The researchers found that the prevalences of the three mutations were roughly equal in their sample. They also found – based on their Goldman scoring method for quantifying family history – that 88% of patients with a score of 1 (representing an autosomal dominant family history of FTD or ALS) had a mutation in one of those three genes.
However, the Mayo Clinic samples suggest that the C9ORF72 mutation is the most common FTD mutation, present in one-third of people with a family history.
Links Between FTD and ALS
The C9ORF72 mutation may also provide some insight on the links between FTD and ALS. In all cohorts, the prevalence of C9ORF72 was highest in those with FTD/ALS at 20%-40%, and approached 50% among FTD/ALS cases with a positive family history. Dr. Brad Dickerson, director of the frontotemporal dementia unit and laboratory of neuroimaging at Massachusetts General Hospital in Boston, Mass., said that linking FTD and ALS through this gene was especially important because it would likely lead to research that sheds light on what causes cells in different parts of the brain to be vulnerable in both of these diseases.
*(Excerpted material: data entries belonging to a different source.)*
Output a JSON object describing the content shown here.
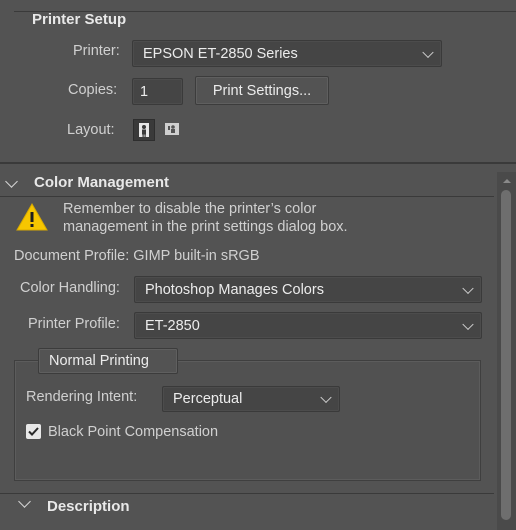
{
  "printer_setup": {
    "title": "Printer Setup",
    "printer_label": "Printer:",
    "printer_value": "EPSON ET-2850 Series",
    "copies_label": "Copies:",
    "copies_value": "1",
    "print_settings_button": "Print Settings...",
    "layout_label": "Layout:"
  },
  "color_management": {
    "title": "Color Management",
    "warning_text_line1": "Remember to disable the printer’s color",
    "warning_text_line2": "management in the print settings dialog box.",
    "document_profile": "Document Profile: GIMP built-in sRGB",
    "color_handling_label": "Color Handling:",
    "color_handling_value": "Photoshop Manages Colors",
    "printer_profile_label": "Printer Profile:",
    "printer_profile_value": "ET-2850",
    "printing_mode_value": "Normal Printing",
    "rendering_intent_label": "Rendering Intent:",
    "rendering_intent_value": "Perceptual",
    "black_point_label": "Black Point Compensation",
    "black_point_checked": true
  },
  "description": {
    "title": "Description"
  }
}
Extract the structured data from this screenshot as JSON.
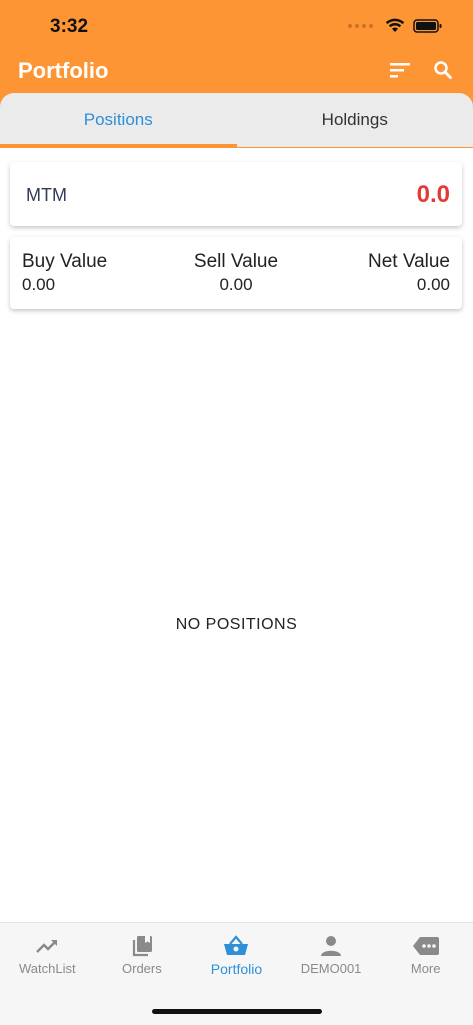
{
  "status": {
    "time": "3:32"
  },
  "header": {
    "title": "Portfolio"
  },
  "tabs": [
    {
      "label": "Positions",
      "active": true
    },
    {
      "label": "Holdings",
      "active": false
    }
  ],
  "mtm": {
    "label": "MTM",
    "value": "0.0",
    "value_color": "#e53935"
  },
  "summary": {
    "buy": {
      "label": "Buy Value",
      "value": "0.00"
    },
    "sell": {
      "label": "Sell Value",
      "value": "0.00"
    },
    "net": {
      "label": "Net Value",
      "value": "0.00"
    }
  },
  "empty_message": "NO POSITIONS",
  "bottom_nav": [
    {
      "label": "WatchList",
      "icon": "trending-up-icon"
    },
    {
      "label": "Orders",
      "icon": "stacked-pages-icon"
    },
    {
      "label": "Portfolio",
      "icon": "basket-icon",
      "active": true
    },
    {
      "label": "DEMO001",
      "icon": "person-icon"
    },
    {
      "label": "More",
      "icon": "more-dots-icon"
    }
  ],
  "colors": {
    "header": "#fd9535",
    "accent_blue": "#2f90d8",
    "loss_red": "#e53935"
  }
}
"This once again underscores the value that studying one neurodegenerative disease can have for other neurodegenerative disease," he said. "In the case of this gene, advances in understanding its role in FTD will have direct implications for understanding its role in ALS, and vice versa."
Dr. Marsel Mesulam
Dr. Marsel Mesulam, director of the cognitive neurology and Alzheimer’s disease center at Northwestern University in Chicago, said that "exactly how the hopes raised by the C9ORF72 finding will be realized is currently unclear, since we do not yet fully understand the function of C9ORF72." He added that the discovery also generates new puzzles. "Why does the same type of mutation cause ALS in some patients, behavioral FTD in others, and PPA [primary progressive aphasia] in still others?"
Behavioral Variant FTD Most Common
The behavioral variant of FTD was the most common clinical phenotype associated with the C9ORF72 expansion, and was often accompanied by features of ALS as the disease progressed.
Some studies showed that patients with the C9ORF72 mutation also presented with progressive nonfluent aphasia, Dr. Hodges noted in his commentary. Major psychiatric symptoms also were very common, but more details are needed, he wrote. "It appears, therefore, that the majority of patients have the behavioral variant of FTD, although a pattern of progressive [nonfluent aphasia] should not mitigate against screening for the mutation in patients with a strong family history or concurrent features of ALS."